Responsibilities:
- Design technical solutions for data acquisition and storage into our centralized data repository.
- Develop ELT scripts, design data-driven logic and conduct unit testing.
- Conduct database modeling and design as to improve overall performance.
- Produce design artifacts and documentation which will allow future support of the implemented solutions.
- Investigate and resolve incidents and identify whether the problem is caused by the data loading code or is due to bad data received from the data provider.
- Execute service requests related to routine and ad-hoc data loads.
- Provide the data quality check and report on the data quality issue.
Requirements
MUST HAVES:
10+ years experience in:
- Designing and developing scalable Medallion Data Lakehouse architectures.

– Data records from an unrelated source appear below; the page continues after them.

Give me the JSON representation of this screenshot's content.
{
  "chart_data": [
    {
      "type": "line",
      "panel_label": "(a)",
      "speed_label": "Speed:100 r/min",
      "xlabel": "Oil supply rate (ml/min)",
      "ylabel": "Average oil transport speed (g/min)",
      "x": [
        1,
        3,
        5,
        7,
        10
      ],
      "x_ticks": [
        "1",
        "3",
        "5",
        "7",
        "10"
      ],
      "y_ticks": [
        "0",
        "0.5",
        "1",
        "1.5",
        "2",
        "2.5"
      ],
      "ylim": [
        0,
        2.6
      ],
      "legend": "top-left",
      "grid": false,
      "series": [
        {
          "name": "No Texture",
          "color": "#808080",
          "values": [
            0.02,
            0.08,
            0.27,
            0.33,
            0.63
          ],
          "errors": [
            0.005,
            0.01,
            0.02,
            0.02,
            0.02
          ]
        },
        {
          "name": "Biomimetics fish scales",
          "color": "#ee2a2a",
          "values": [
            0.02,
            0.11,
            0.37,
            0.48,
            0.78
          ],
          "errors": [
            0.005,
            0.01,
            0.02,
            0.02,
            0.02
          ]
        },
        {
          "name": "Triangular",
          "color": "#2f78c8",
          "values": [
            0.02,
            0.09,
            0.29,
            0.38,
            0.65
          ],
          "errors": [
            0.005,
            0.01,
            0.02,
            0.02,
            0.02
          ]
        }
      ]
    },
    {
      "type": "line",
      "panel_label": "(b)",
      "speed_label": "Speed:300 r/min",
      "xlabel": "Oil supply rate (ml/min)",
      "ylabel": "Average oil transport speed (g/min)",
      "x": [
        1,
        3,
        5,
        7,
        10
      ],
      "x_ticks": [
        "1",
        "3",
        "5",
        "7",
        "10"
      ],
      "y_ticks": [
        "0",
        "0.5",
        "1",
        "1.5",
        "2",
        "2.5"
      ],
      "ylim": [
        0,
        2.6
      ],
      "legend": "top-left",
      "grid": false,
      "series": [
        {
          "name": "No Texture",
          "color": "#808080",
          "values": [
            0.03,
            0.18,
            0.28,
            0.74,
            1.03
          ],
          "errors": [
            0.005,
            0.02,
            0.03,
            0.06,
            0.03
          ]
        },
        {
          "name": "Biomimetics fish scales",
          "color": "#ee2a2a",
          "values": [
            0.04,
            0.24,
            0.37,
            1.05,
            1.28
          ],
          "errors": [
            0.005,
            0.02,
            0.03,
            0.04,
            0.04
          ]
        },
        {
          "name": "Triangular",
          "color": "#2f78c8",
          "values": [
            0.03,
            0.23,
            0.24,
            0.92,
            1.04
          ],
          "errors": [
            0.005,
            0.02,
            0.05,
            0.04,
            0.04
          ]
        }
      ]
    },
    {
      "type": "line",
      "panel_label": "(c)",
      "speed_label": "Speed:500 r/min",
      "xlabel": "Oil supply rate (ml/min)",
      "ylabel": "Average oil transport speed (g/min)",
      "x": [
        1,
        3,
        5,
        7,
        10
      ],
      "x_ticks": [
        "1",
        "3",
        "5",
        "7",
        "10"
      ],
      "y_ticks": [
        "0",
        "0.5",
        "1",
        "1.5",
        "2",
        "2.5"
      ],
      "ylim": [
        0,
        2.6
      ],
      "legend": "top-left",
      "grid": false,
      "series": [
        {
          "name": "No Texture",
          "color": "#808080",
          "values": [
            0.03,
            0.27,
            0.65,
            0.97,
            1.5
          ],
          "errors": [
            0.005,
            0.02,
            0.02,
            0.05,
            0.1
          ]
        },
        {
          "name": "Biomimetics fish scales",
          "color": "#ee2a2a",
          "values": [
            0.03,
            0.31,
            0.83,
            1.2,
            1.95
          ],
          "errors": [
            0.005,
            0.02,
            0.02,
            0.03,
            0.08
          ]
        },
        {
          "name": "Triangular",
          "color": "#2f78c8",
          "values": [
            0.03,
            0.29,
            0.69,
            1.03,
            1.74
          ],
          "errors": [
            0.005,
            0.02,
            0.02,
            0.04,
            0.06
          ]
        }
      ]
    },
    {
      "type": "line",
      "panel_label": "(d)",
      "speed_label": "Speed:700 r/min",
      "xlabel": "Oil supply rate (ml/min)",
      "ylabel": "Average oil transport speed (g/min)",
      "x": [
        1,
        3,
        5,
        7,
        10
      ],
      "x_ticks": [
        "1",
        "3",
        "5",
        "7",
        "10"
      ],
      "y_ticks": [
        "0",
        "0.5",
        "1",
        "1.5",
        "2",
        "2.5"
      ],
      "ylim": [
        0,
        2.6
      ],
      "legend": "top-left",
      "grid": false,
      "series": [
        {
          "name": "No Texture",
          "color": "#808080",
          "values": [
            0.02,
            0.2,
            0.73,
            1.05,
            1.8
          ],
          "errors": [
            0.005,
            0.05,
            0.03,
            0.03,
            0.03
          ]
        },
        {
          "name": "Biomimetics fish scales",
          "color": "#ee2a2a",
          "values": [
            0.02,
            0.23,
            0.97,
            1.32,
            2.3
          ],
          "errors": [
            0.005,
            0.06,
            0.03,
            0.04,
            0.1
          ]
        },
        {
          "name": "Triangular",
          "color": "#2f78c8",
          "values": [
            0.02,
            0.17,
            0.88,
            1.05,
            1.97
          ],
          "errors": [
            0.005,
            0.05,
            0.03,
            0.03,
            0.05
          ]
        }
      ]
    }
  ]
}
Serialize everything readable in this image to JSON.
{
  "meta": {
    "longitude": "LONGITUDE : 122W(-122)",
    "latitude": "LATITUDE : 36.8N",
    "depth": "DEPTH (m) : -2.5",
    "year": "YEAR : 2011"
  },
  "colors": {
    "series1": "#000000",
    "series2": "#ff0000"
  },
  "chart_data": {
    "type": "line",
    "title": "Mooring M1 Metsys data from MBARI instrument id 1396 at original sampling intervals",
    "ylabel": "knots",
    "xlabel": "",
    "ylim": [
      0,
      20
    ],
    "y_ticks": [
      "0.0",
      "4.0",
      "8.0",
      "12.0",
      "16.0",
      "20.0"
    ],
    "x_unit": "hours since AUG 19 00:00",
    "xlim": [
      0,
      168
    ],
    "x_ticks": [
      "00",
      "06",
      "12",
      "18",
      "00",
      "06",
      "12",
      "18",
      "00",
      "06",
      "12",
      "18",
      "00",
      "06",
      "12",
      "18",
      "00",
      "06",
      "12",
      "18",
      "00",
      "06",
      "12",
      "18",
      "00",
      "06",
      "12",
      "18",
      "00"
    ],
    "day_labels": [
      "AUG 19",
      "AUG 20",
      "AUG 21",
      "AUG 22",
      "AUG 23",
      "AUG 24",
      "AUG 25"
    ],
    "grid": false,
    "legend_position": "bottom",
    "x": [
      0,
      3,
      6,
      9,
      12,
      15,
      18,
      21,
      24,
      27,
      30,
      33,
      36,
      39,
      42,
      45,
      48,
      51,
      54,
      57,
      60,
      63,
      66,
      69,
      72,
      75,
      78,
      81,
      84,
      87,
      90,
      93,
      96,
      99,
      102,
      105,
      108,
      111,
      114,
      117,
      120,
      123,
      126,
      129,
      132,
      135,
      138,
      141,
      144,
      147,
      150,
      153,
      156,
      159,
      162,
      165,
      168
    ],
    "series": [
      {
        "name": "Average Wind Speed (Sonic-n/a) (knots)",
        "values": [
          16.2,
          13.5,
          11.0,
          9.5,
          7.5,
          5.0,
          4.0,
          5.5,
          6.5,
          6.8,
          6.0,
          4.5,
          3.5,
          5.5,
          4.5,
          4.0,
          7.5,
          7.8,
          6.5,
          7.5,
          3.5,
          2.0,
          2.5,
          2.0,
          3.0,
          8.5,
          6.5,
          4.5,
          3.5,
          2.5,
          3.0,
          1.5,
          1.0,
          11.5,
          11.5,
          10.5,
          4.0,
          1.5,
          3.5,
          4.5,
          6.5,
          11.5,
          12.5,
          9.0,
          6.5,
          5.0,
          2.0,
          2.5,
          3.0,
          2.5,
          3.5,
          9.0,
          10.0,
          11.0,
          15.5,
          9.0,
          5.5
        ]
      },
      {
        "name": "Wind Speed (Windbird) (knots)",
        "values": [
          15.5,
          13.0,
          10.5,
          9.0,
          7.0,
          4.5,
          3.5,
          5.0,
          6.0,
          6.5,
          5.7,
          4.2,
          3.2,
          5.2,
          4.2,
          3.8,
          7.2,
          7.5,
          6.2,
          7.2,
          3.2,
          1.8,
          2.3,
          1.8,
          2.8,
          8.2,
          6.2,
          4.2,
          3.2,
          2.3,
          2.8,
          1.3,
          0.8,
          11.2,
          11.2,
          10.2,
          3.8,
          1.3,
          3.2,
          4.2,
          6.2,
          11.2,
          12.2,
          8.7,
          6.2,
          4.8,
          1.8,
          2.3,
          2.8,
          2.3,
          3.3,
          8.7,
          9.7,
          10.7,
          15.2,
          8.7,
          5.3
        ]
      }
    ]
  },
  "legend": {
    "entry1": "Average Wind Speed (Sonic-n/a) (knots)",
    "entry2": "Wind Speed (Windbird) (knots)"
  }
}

- Expertise in data ingestion, transformation, and curation using Delta Lake and Databricks.
- Experience integrating structured and unstructured data sources into star/snowflake schemas.

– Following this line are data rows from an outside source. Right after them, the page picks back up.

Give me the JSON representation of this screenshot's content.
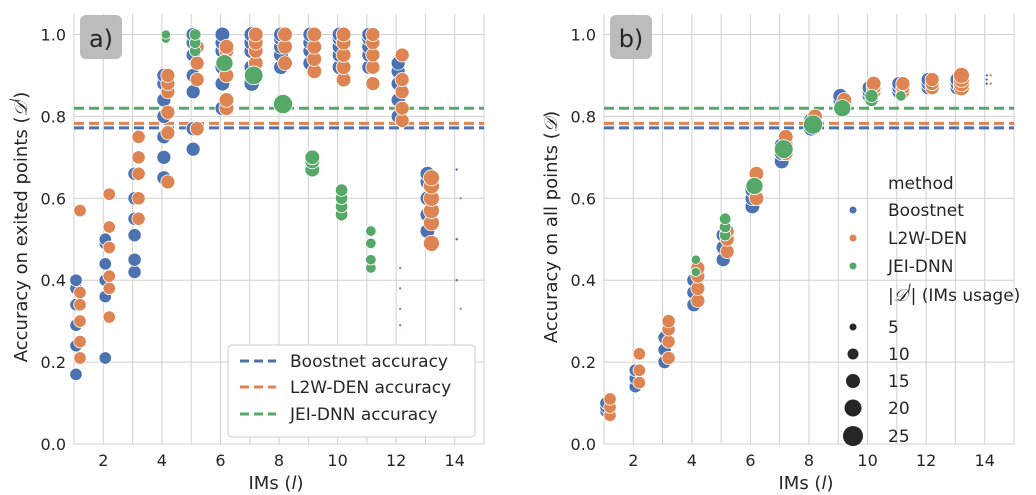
{
  "colors": {
    "Boostnet": "#4c72b0",
    "L2W-DEN": "#dd8452",
    "JEI-DNN": "#55a868",
    "grid": "#d0d0d0",
    "panel_label_bg": "#bcbcbc"
  },
  "chart_data": [
    {
      "type": "scatter",
      "panel_label": "a)",
      "xlabel": "IMs (l)",
      "ylabel": "Accuracy on exited points (D^l)",
      "xlim": [
        1,
        15
      ],
      "ylim": [
        0,
        1.05
      ],
      "xticks": [
        "2",
        "4",
        "6",
        "8",
        "10",
        "12",
        "14"
      ],
      "yticks": [
        "0.0",
        "0.2",
        "0.4",
        "0.6",
        "0.8",
        "1.0"
      ],
      "grid": true,
      "legend": {
        "placement": "lower-right",
        "entries": [
          {
            "label": "Boostnet accuracy",
            "color": "#4c72b0"
          },
          {
            "label": "L2W-DEN accuracy",
            "color": "#dd8452"
          },
          {
            "label": "JEI-DNN accuracy",
            "color": "#55a868"
          }
        ]
      },
      "hlines": [
        {
          "series": "Boostnet",
          "y": 0.772
        },
        {
          "series": "L2W-DEN",
          "y": 0.783
        },
        {
          "series": "JEI-DNN",
          "y": 0.82
        }
      ],
      "series": [
        {
          "name": "Boostnet",
          "points": [
            {
              "x": 1,
              "ys": [
                0.17,
                0.24,
                0.29,
                0.34,
                0.38,
                0.4
              ],
              "size": 5
            },
            {
              "x": 2,
              "ys": [
                0.21,
                0.36,
                0.4,
                0.44,
                0.49,
                0.5
              ],
              "size": 5
            },
            {
              "x": 3,
              "ys": [
                0.42,
                0.45,
                0.51,
                0.55,
                0.6,
                0.66
              ],
              "size": 6
            },
            {
              "x": 4,
              "ys": [
                0.65,
                0.7,
                0.75,
                0.8,
                0.84,
                0.88,
                0.9
              ],
              "size": 7
            },
            {
              "x": 5,
              "ys": [
                0.72,
                0.77,
                0.86,
                0.9,
                0.95,
                0.98,
                1.0
              ],
              "size": 7
            },
            {
              "x": 6,
              "ys": [
                0.82,
                0.88,
                0.92,
                0.96,
                0.98,
                1.0
              ],
              "size": 8
            },
            {
              "x": 7,
              "ys": [
                0.88,
                0.92,
                0.96,
                0.98,
                1.0
              ],
              "size": 9
            },
            {
              "x": 8,
              "ys": [
                0.92,
                0.95,
                0.97,
                0.99,
                1.0
              ],
              "size": 8
            },
            {
              "x": 9,
              "ys": [
                0.93,
                0.96,
                0.98,
                1.0
              ],
              "size": 8
            },
            {
              "x": 10,
              "ys": [
                0.92,
                0.95,
                0.97,
                0.99,
                1.0
              ],
              "size": 8
            },
            {
              "x": 11,
              "ys": [
                0.92,
                0.95,
                0.97,
                0.99,
                1.0
              ],
              "size": 7
            },
            {
              "x": 12,
              "ys": [
                0.8,
                0.84,
                0.88,
                0.91,
                0.93
              ],
              "size": 7
            },
            {
              "x": 13,
              "ys": [
                0.52,
                0.56,
                0.6,
                0.64,
                0.66
              ],
              "size": 8
            },
            {
              "x": 14,
              "ys": [
                0.67,
                0.5,
                0.4
              ],
              "size": 1
            }
          ]
        },
        {
          "name": "L2W-DEN",
          "points": [
            {
              "x": 1,
              "ys": [
                0.21,
                0.25,
                0.3,
                0.34,
                0.37,
                0.57
              ],
              "size": 5
            },
            {
              "x": 2,
              "ys": [
                0.31,
                0.38,
                0.41,
                0.48,
                0.53,
                0.61
              ],
              "size": 5
            },
            {
              "x": 3,
              "ys": [
                0.55,
                0.6,
                0.66,
                0.7,
                0.75
              ],
              "size": 6
            },
            {
              "x": 4,
              "ys": [
                0.64,
                0.76,
                0.81,
                0.86,
                0.88,
                0.9
              ],
              "size": 7
            },
            {
              "x": 5,
              "ys": [
                0.77,
                0.89,
                0.93,
                0.97
              ],
              "size": 7
            },
            {
              "x": 6,
              "ys": [
                0.82,
                0.84,
                0.9,
                0.96,
                0.97
              ],
              "size": 8
            },
            {
              "x": 7,
              "ys": [
                0.9,
                0.93,
                0.96,
                0.98,
                1.0
              ],
              "size": 8
            },
            {
              "x": 8,
              "ys": [
                0.93,
                0.97,
                1.0
              ],
              "size": 8
            },
            {
              "x": 9,
              "ys": [
                0.91,
                0.94,
                0.97,
                1.0
              ],
              "size": 8
            },
            {
              "x": 10,
              "ys": [
                0.89,
                0.92,
                0.95,
                0.98,
                1.0
              ],
              "size": 8
            },
            {
              "x": 11,
              "ys": [
                0.88,
                0.92,
                0.95,
                0.98,
                1.0
              ],
              "size": 7
            },
            {
              "x": 12,
              "ys": [
                0.79,
                0.82,
                0.86,
                0.89,
                0.95
              ],
              "size": 7
            },
            {
              "x": 13,
              "ys": [
                0.49,
                0.54,
                0.57,
                0.6,
                0.63,
                0.65
              ],
              "size": 10
            },
            {
              "x": 14,
              "ys": [
                0.33,
                0.6
              ],
              "size": 1
            }
          ]
        },
        {
          "name": "JEI-DNN",
          "points": [
            {
              "x": 4,
              "ys": [
                0.99,
                1.0
              ],
              "size": 2
            },
            {
              "x": 5,
              "ys": [
                0.96,
                0.98,
                1.0
              ],
              "size": 4
            },
            {
              "x": 6,
              "ys": [
                0.93
              ],
              "size": 12
            },
            {
              "x": 7,
              "ys": [
                0.9
              ],
              "size": 15
            },
            {
              "x": 8,
              "ys": [
                0.83
              ],
              "size": 16
            },
            {
              "x": 9,
              "ys": [
                0.67,
                0.69,
                0.7
              ],
              "size": 8
            },
            {
              "x": 10,
              "ys": [
                0.56,
                0.58,
                0.6,
                0.62
              ],
              "size": 5
            },
            {
              "x": 11,
              "ys": [
                0.43,
                0.45,
                0.49,
                0.52
              ],
              "size": 3
            },
            {
              "x": 12,
              "ys": [
                0.29,
                0.33,
                0.38,
                0.43
              ],
              "size": 1
            }
          ]
        }
      ]
    },
    {
      "type": "scatter",
      "panel_label": "b)",
      "xlabel": "IMs (l)",
      "ylabel": "Accuracy on all points (D)",
      "xlim": [
        1,
        15
      ],
      "ylim": [
        0,
        1.05
      ],
      "xticks": [
        "2",
        "4",
        "6",
        "8",
        "10",
        "12",
        "14"
      ],
      "yticks": [
        "0.0",
        "0.2",
        "0.4",
        "0.6",
        "0.8",
        "1.0"
      ],
      "grid": true,
      "legend": {
        "placement": "center-right",
        "title": "method",
        "entries": [
          {
            "label": "Boostnet",
            "color": "#4c72b0"
          },
          {
            "label": "L2W-DEN",
            "color": "#dd8452"
          },
          {
            "label": "JEI-DNN",
            "color": "#55a868"
          }
        ],
        "size_title": "|D^l| (IMs usage)",
        "sizes": [
          "5",
          "10",
          "15",
          "20",
          "25"
        ]
      },
      "hlines": [
        {
          "series": "Boostnet",
          "y": 0.772
        },
        {
          "series": "L2W-DEN",
          "y": 0.783
        },
        {
          "series": "JEI-DNN",
          "y": 0.82
        }
      ],
      "series": [
        {
          "name": "Boostnet",
          "points": [
            {
              "x": 1,
              "ys": [
                0.08,
                0.09,
                0.1
              ],
              "size": 5
            },
            {
              "x": 2,
              "ys": [
                0.14,
                0.16,
                0.18
              ],
              "size": 5
            },
            {
              "x": 3,
              "ys": [
                0.2,
                0.23,
                0.26
              ],
              "size": 6
            },
            {
              "x": 4,
              "ys": [
                0.34,
                0.37,
                0.4
              ],
              "size": 7
            },
            {
              "x": 5,
              "ys": [
                0.45,
                0.48,
                0.51
              ],
              "size": 7
            },
            {
              "x": 6,
              "ys": [
                0.58,
                0.6,
                0.62
              ],
              "size": 8
            },
            {
              "x": 7,
              "ys": [
                0.69,
                0.71,
                0.73
              ],
              "size": 8
            },
            {
              "x": 8,
              "ys": [
                0.77,
                0.79
              ],
              "size": 8
            },
            {
              "x": 9,
              "ys": [
                0.82,
                0.84,
                0.85
              ],
              "size": 8
            },
            {
              "x": 10,
              "ys": [
                0.85,
                0.86,
                0.87
              ],
              "size": 8
            },
            {
              "x": 11,
              "ys": [
                0.86,
                0.87,
                0.88
              ],
              "size": 7
            },
            {
              "x": 12,
              "ys": [
                0.87,
                0.88,
                0.89
              ],
              "size": 7
            },
            {
              "x": 13,
              "ys": [
                0.87,
                0.88,
                0.89
              ],
              "size": 8
            },
            {
              "x": 14,
              "ys": [
                0.88,
                0.89,
                0.9
              ],
              "size": 1
            }
          ]
        },
        {
          "name": "L2W-DEN",
          "points": [
            {
              "x": 1,
              "ys": [
                0.07,
                0.09,
                0.11
              ],
              "size": 5
            },
            {
              "x": 2,
              "ys": [
                0.15,
                0.18,
                0.22
              ],
              "size": 5
            },
            {
              "x": 3,
              "ys": [
                0.21,
                0.25,
                0.28,
                0.3
              ],
              "size": 6
            },
            {
              "x": 4,
              "ys": [
                0.35,
                0.38,
                0.41,
                0.43
              ],
              "size": 7
            },
            {
              "x": 5,
              "ys": [
                0.47,
                0.5,
                0.52
              ],
              "size": 7
            },
            {
              "x": 6,
              "ys": [
                0.6,
                0.63,
                0.66
              ],
              "size": 8
            },
            {
              "x": 7,
              "ys": [
                0.71,
                0.73,
                0.75
              ],
              "size": 8
            },
            {
              "x": 8,
              "ys": [
                0.78,
                0.8
              ],
              "size": 8
            },
            {
              "x": 9,
              "ys": [
                0.83,
                0.84
              ],
              "size": 8
            },
            {
              "x": 10,
              "ys": [
                0.86,
                0.87,
                0.88
              ],
              "size": 8
            },
            {
              "x": 11,
              "ys": [
                0.86,
                0.87,
                0.88
              ],
              "size": 7
            },
            {
              "x": 12,
              "ys": [
                0.87,
                0.88,
                0.89
              ],
              "size": 7
            },
            {
              "x": 13,
              "ys": [
                0.87,
                0.88,
                0.89,
                0.9
              ],
              "size": 10
            },
            {
              "x": 14,
              "ys": [
                0.88,
                0.9
              ],
              "size": 1
            }
          ]
        },
        {
          "name": "JEI-DNN",
          "points": [
            {
              "x": 4,
              "ys": [
                0.42,
                0.45
              ],
              "size": 2
            },
            {
              "x": 5,
              "ys": [
                0.51,
                0.53,
                0.55
              ],
              "size": 4
            },
            {
              "x": 6,
              "ys": [
                0.63
              ],
              "size": 12
            },
            {
              "x": 7,
              "ys": [
                0.72
              ],
              "size": 15
            },
            {
              "x": 8,
              "ys": [
                0.78
              ],
              "size": 16
            },
            {
              "x": 9,
              "ys": [
                0.82
              ],
              "size": 12
            },
            {
              "x": 10,
              "ys": [
                0.84,
                0.85
              ],
              "size": 6
            },
            {
              "x": 11,
              "ys": [
                0.85
              ],
              "size": 3
            },
            {
              "x": 12,
              "ys": [
                0.87
              ],
              "size": 1
            }
          ]
        }
      ]
    }
  ]
}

- Building, automating, and optimizing complex ETL/ELT pipelines using Azure Data Factory (ADF), Databricks (PySpark, SQL, Delta Live Tables), and dbt.

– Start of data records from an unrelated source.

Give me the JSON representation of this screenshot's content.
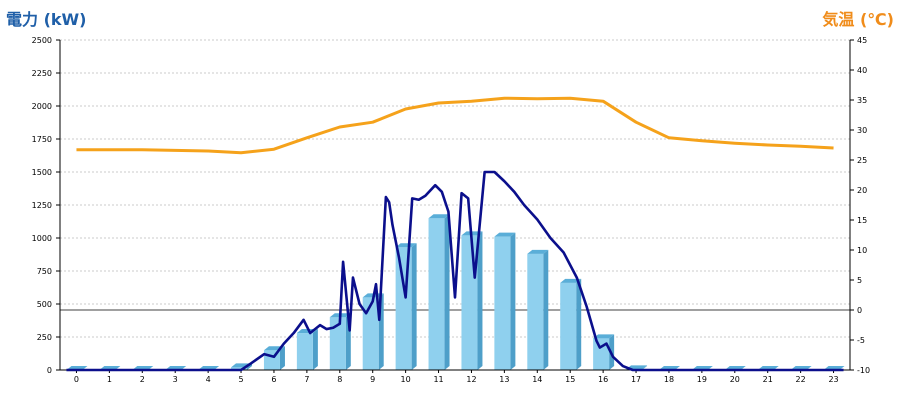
{
  "titles": {
    "left": "電力 (kW)",
    "right": "気温 (℃)"
  },
  "colors": {
    "power_line": "#0b0f8c",
    "bars": "#8fd0ee",
    "temp_line": "#f5a21b",
    "left_title": "#1f5fa8",
    "right_title": "#f08c1a"
  },
  "chart_data": {
    "type": "bar",
    "hours": [
      "0",
      "1",
      "2",
      "3",
      "4",
      "5",
      "6",
      "7",
      "8",
      "9",
      "10",
      "11",
      "12",
      "13",
      "14",
      "15",
      "16",
      "17",
      "18",
      "19",
      "20",
      "21",
      "22",
      "23"
    ],
    "y_left": {
      "min": 0,
      "max": 2500,
      "ticks": [
        0,
        250,
        500,
        750,
        1000,
        1250,
        1500,
        1750,
        2000,
        2250,
        2500
      ]
    },
    "y_right": {
      "min": -10,
      "max": 45,
      "ticks": [
        -10,
        -5,
        0,
        5,
        10,
        15,
        20,
        25,
        30,
        35,
        40,
        45
      ]
    },
    "grid": true,
    "series": [
      {
        "values": [
          0,
          0,
          0,
          0,
          0,
          20,
          150,
          280,
          400,
          550,
          930,
          1150,
          1020,
          1010,
          880,
          660,
          240,
          5,
          0,
          0,
          0,
          0,
          0,
          0
        ]
      },
      {
        "values": [
          26.7,
          26.7,
          26.7,
          26.6,
          26.5,
          26.2,
          26.8,
          28.7,
          30.5,
          31.3,
          33.5,
          34.5,
          34.8,
          35.3,
          35.2,
          35.3,
          34.8,
          31.3,
          28.7,
          28.2,
          27.8,
          27.5,
          27.3,
          27.0
        ]
      }
    ],
    "power_curve": {
      "x": [
        5.0,
        5.3,
        5.7,
        6.0,
        6.3,
        6.6,
        6.9,
        7.1,
        7.4,
        7.6,
        7.8,
        8.0,
        8.1,
        8.3,
        8.4,
        8.6,
        8.8,
        9.0,
        9.1,
        9.2,
        9.4,
        9.5,
        9.6,
        9.8,
        10.0,
        10.2,
        10.4,
        10.6,
        10.9,
        11.1,
        11.3,
        11.5,
        11.7,
        11.9,
        12.1,
        12.4,
        12.7,
        13.0,
        13.3,
        13.6,
        14.0,
        14.4,
        14.8,
        15.2,
        15.5,
        15.8,
        15.9,
        16.1,
        16.3,
        16.6,
        16.9,
        17.2
      ],
      "y": [
        0,
        50,
        120,
        100,
        200,
        280,
        380,
        280,
        340,
        310,
        320,
        350,
        820,
        300,
        700,
        500,
        430,
        520,
        650,
        380,
        1310,
        1270,
        1100,
        850,
        550,
        1300,
        1290,
        1320,
        1400,
        1350,
        1200,
        550,
        1340,
        1300,
        700,
        1500,
        1500,
        1430,
        1350,
        1250,
        1140,
        1000,
        890,
        700,
        480,
        220,
        170,
        200,
        100,
        30,
        0,
        0
      ]
    }
  }
}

- Implementing orchestrated workflows and job scheduling in Azure environments.
- Strong knowledge of relational (SQL Server, Synapse, PostgreSQL) and dimensional modeling.
- Advanced SQL query optimization, indexing, partitioning, and data replication strategies.
- Experience with Apache Spark, Delta Lake, and distributed computing frameworks in Azure Databricks.
- Working with Parquet, ORC, and JSON formats for optimized storage and retrieval.
- Deep expertise in Azure Data Lake Storage (ADLS), Azure Synapse Analytics, Azure SQL, Event Hubs, and Azure Functions.
- Strong understanding of cloud security, RBAC, and data governance.
- Proficiency in Python (PySpark), SQL, and PowerShell for data engineering workflows.
- Experience with CI/CD automation (Azure DevOps, GitHub Actions) for data pipelines.
- Implementing data lineage, cataloging, metadata management, and data quality frameworks.
- Experience with Unity Catalog for managing permissions in Databricks environments.
- Expertise in Power BI (DAX, data modeling, performance tuning).
- Experience in integrating Power BI with Azure Synapse and Databricks SQL Warehouses.
- Familiarity with MLflow, AutoML, and embedding AI-driven insights into data pipelines.